I. . . I don’t know, honorable—”

“I’m a stranger in my own family! Children! My children, don’t you even recognize your mother?” Then he reverted to his weeping. An incredible performance, and several of us laughed nervously but knew that it presaged something unpleasant.

And indeed it did. Eventually, tiring of such antics, The Pig in­formed us in a rather bored manner that we would have to be chastised for attempting to fool him. We were herded outside, and our faces were slammed against the barracks. By now most of us had learned to take much of the force with upper rounded area of our foreheads acquiring some fine bumps and bruises in the process, but it helped minimize the number of broken noses and split lips. That particular treatment, however, was only a preliminary.

Afterward, we were forced to crawl around the barracks with our combat boots tied together by the laces and dangling from our necks. In this manner we traveled down the halls to visit the hancho in their various rooms. It was much like certain college initiation ceremonies, I suppose, though a bit more harsh than most. Each man was required to knock on one of the closed doors, entering—still upon his hands and knees, to apologize.

I was one of those to have an audience with The Pig himself. As I entered he was seated under a bright light, no doubt for theatrical ef­fect, legs crossed and an arm hooked over the back of his chair. He was also smoking a large cigar. Sighing and blowing a jet of smoke toward the light bulb above, he inquired, “Aren’t you well enough fed here, Kuwahara?”

“Yes, honorable—”

“Then why did you bring food into your quarters, unhealthy food, in fact, when you knew perfectly well that it was forbidden?”

I had never considered sushi cakes unhealthy, but perhaps he was referring to our group in general. It was scarcely a point for argument under the circumstances, however. “I am sorry, honorable hancho donor Rarely had I felt more contrite. It was abundantly clear now that I had committed a grievous sin.

“Well, Kuwahara—look at me, not at the floor. I am afraid that ‘sorry’ is not adequate.” Meanwhile he kept blowing billows of rancid cigar smoke into my face. When I began to gag from the effects, he asked, “What in the world’s the matter with you? Are you ill? Do I disgust you?”

I fumbled hopelessly for a reply, but he continued. “As I was saying, Kuwahara, we wouldn’t accomplish much at this base—as a matter of fact, we’d actually lose the entire war if every man in the military could break the rules then simply say, ‘I’m sorry.’ Do you understand what I’m getting at? Or have you already forgotten my inspirational lecture last week on the virtues of obedience?”

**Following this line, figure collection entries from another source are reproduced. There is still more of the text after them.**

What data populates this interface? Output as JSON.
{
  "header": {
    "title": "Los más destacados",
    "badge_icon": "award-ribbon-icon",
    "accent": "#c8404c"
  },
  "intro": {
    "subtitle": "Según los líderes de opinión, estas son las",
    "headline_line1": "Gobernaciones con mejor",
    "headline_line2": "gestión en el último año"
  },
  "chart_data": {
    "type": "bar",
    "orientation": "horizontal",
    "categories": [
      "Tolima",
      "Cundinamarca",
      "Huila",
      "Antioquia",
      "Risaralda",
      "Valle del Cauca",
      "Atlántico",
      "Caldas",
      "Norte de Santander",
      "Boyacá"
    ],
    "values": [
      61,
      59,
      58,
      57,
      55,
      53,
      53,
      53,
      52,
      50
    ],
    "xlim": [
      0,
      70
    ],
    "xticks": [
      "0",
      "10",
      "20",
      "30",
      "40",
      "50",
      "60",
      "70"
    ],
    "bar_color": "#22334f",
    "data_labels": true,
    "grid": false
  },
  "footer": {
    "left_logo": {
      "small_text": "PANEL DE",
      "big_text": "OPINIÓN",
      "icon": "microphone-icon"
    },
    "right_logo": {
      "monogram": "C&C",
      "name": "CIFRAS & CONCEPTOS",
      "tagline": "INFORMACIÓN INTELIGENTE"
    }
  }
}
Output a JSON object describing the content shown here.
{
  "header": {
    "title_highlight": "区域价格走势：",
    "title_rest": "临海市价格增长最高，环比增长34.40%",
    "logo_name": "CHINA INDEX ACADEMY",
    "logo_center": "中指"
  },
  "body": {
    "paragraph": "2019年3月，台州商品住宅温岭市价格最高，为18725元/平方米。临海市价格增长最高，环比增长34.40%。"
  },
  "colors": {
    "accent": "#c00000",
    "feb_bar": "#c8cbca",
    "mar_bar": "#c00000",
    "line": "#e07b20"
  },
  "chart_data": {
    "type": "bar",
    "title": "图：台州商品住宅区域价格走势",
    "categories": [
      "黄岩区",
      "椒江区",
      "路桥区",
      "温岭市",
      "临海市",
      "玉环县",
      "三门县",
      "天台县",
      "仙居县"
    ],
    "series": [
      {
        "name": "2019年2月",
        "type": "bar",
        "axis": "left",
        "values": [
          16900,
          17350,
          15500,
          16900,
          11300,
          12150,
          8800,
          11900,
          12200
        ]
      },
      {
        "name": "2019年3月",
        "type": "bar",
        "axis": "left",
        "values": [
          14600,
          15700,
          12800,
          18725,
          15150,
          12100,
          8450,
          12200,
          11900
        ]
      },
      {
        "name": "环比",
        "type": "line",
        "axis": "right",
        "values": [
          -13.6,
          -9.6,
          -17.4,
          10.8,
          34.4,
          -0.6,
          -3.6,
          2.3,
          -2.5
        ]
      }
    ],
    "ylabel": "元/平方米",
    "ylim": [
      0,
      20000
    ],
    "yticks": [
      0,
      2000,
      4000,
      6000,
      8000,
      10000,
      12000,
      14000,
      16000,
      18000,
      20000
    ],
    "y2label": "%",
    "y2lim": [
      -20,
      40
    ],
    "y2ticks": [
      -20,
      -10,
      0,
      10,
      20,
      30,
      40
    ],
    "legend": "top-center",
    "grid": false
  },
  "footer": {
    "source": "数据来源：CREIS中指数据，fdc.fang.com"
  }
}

“Yes, honorable. . . I mean no, honorable hancho dono—I have not forgotten.”

“I devoutly hope so,” he replied, rolling his eyes melodramatically. Under less threatening circumstances, in fact, his response would have seemed ludicrous. “But in view of your temporary lapse of memory, I trust that you will appreciate my need to underscore the problem in this manner.” He studied me thoughtfully, exhaling more cigar smoke. “Be­sides,” he added wearily, “I resent not being invited to the party you were planning after Shoto Rappa. I was a recruit once myself, you know.”

He then kicked me in the face nearly breaking my cheekbone and called out pleasantly, “Next, please!”

“Thank you very much, honorable hancho dono” I mumbled and crawled blindly for the door, face numb, boots swinging.